Market structure: Pullen’s sale of 384,274 TTI shares (~$2.96m) and rotation into VOO/VTI signals tactical profit-taking not a panic — winners are broad-market ETFs (VOO/VTI) and larger, more liquid oil-service names that attract risk-off flows; smaller mid-cap specialists like TTI see higher idiosyncratic volatility. Completion fluids and water-management providers collectively benefit if US rig counts and international E&P activity remain +10–20% year-over-year; pricing power for specialized fluids improves when utilization tightens, which the market has priced into TTI’s +132% YoY move. Risk assessment: Key tail risks are a sustained WTI shock to <$60 (causing >25% downside), regulatory/environmental liabilities from water handling, or a major operator bankruptcy that spikes DSO/write-offs. Immediate (days): modest selling pressure and volatility around 5–12%; short-term (weeks–months): mean reversion of 15–30% is plausible if guidance disappoints; long-term (quarters–years): TTI’s fundamentals (TTM revenue $599m, net income $108m, market cap $1.5bn => P/E ~14) support upside if margins hold and rig activity stays elevated. Trade implications: Direct: establish a tactical long in TTI on pullback to $10.40 (10% below $11.57) or on breakout above $12.50; size 1–3% portfolio, stop -15%, target +30–50% over 6–12 months conditional on WTI> $75. Pair trade: long TTI versus short SPDR S&P Oil & Gas Equipment & Services ETF (XES) equal-dollar to isolate idiosyncratic upside (3–9 month horizon).
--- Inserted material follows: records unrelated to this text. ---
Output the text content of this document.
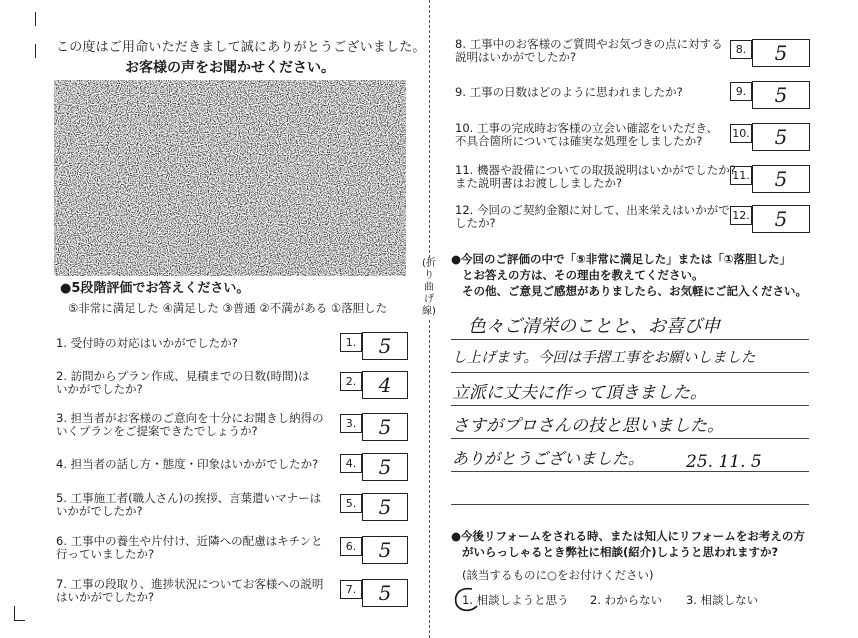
(折り曲げ線)
この度はご用命いただきまして誠にありがとうございました。
お客様の声をお聞かせください。
●5段階評価でお答えください。
⑤非常に満足した ④満足した ③普通 ②不満がある ①落胆した
1. 受付時の対応はいかがでしたか?	1.	5
2. 訪問からプラン作成、見積までの日数(時間)は
いかがでしたか?
2.	4
3. 担当者がお客様のご意向を十分にお聞きし納得の
いくプランをご提案できたでしょうか?
3.	5
4. 担当者の話し方・態度・印象はいかがでしたか?	4.	5
5. 工事施工者(職人さん)の挨拶、言葉遣いマナーは
いかがでしたか?
5.	5
6. 工事中の養生や片付け、近隣への配慮はキチンと
行っていましたか?
6.	5
7. 工事の段取り、進捗状況についてお客様への説明
はいかがでしたか?
7.	5
8. 工事中のお客様のご質問やお気づきの点に対する
説明はいかがでしたか?
8.	5
9. 工事の日数はどのように思われましたか?	9.	5
10. 工事の完成時お客様の立会い確認をいただき、
不具合箇所については確実な処理をしましたか?
10.	5
11. 機器や設備についての取扱説明はいかがでしたか?
また説明書はお渡ししましたか?
11.	5
12. 今回のご契約金額に対して、出来栄えはいかがで
したか?
12.	5
●今回のご評価の中で「⑤非常に満足した」または「①落胆した」
とお答えの方は、その理由を教えてください。
その他、ご意見ご感想がありましたら、お気軽にご記入ください。
色々ご清栄のことと、お喜び申
し上げます。今回は手摺工事をお願いしました
立派に丈夫に作って頂きました。
さすがプロさんの技と思いました。
ありがとうございました。 25. 11. 5
●今後リフォームをされる時、または知人にリフォームをお考えの方
がいらっしゃるとき弊社に相談(紹介)しようと思われますか?
(該当するものに○をお付けください)
1. 相談しようと思う 2. わからない 3. 相談しない
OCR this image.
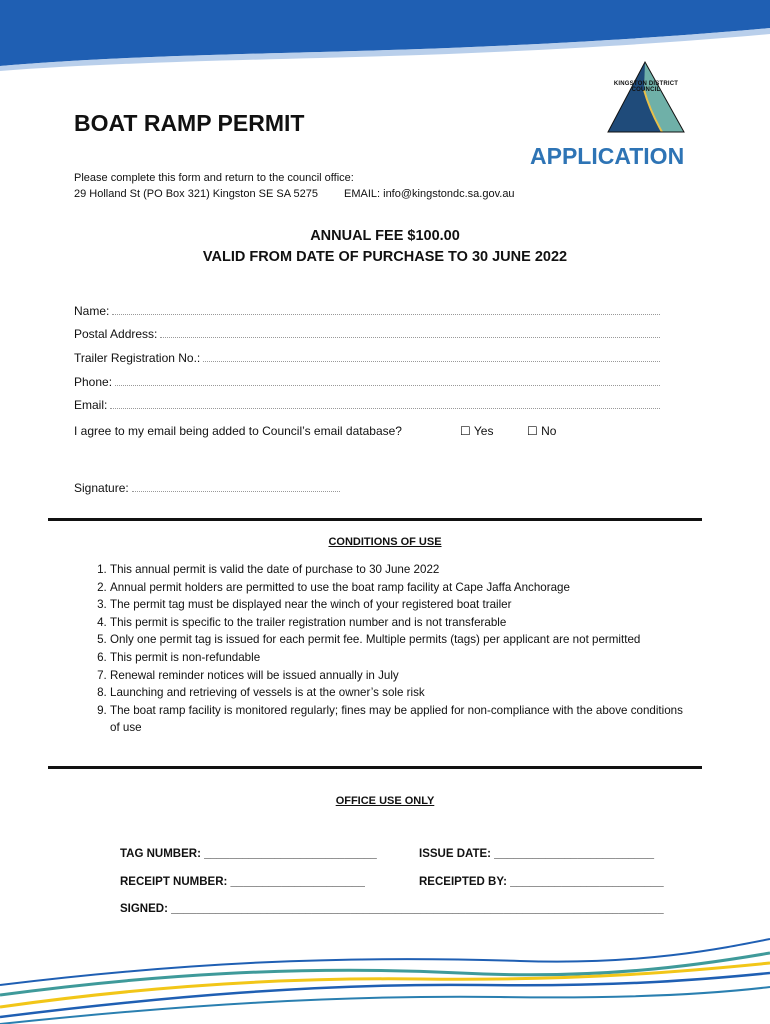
KINGSTON DISTRICT COUNCIL
BOAT RAMP PERMIT
APPLICATION
Please complete this form and return to the council office:
29 Holland St (PO Box 321) Kingston SE SA 5275 EMAIL: info@kingstondc.sa.gov.au
ANNUAL FEE $100.00
VALID FROM DATE OF PURCHASE TO 30 JUNE 2022
Name:
Postal Address:
Trailer Registration No.:
Phone:
Email:
I agree to my email being added to Council’s email database?	☐ Yes	☐ No
Signature:
CONDITIONS OF USE
1. This annual permit is valid the date of purchase to 30 June 2022
2. Annual permit holders are permitted to use the boat ramp facility at Cape Jaffa Anchorage
3. The permit tag must be displayed near the winch of your registered boat trailer
4. This permit is specific to the trailer registration number and is not transferable
5. Only one permit tag is issued for each permit fee. Multiple permits (tags) per applicant are not permitted
6. This permit is non-refundable
7. Renewal reminder notices will be issued annually in July
8. Launching and retrieving of vessels is at the owner’s sole risk
9. The boat ramp facility is monitored regularly; fines may be applied for non-compliance with the above conditions of use
OFFICE USE ONLY
TAG NUMBER: ___________________________	ISSUE DATE: _________________________
RECEIPT NUMBER: _____________________	RECEIPTED BY: ________________________
SIGNED: _____________________________________________________________________________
Options: buy 3‑month TTI $12.50 calls (10% OTM) sized to 0.5–1% notional or buy a 3‑month 10% OTM put as cheap tail protection; consider covered-call overlays if holding. Contrarian angles: Consensus underweights structural water-management demand and improving unit economics vs legacy commodity exposure — that’s a potential underappreciated driver if service margins expand 200–300bps. Conversely the 132% run-up suggests expectations may be stretched; historical parallels (2016–17 E&P rebounds) show rebounds reverse when oil falls >20%. Use rules-based thresholds: add if WTI> $85 and TTI > $15 with rising margin guidance; trim/add hedges if TTI < $9.50 or WTI < $60.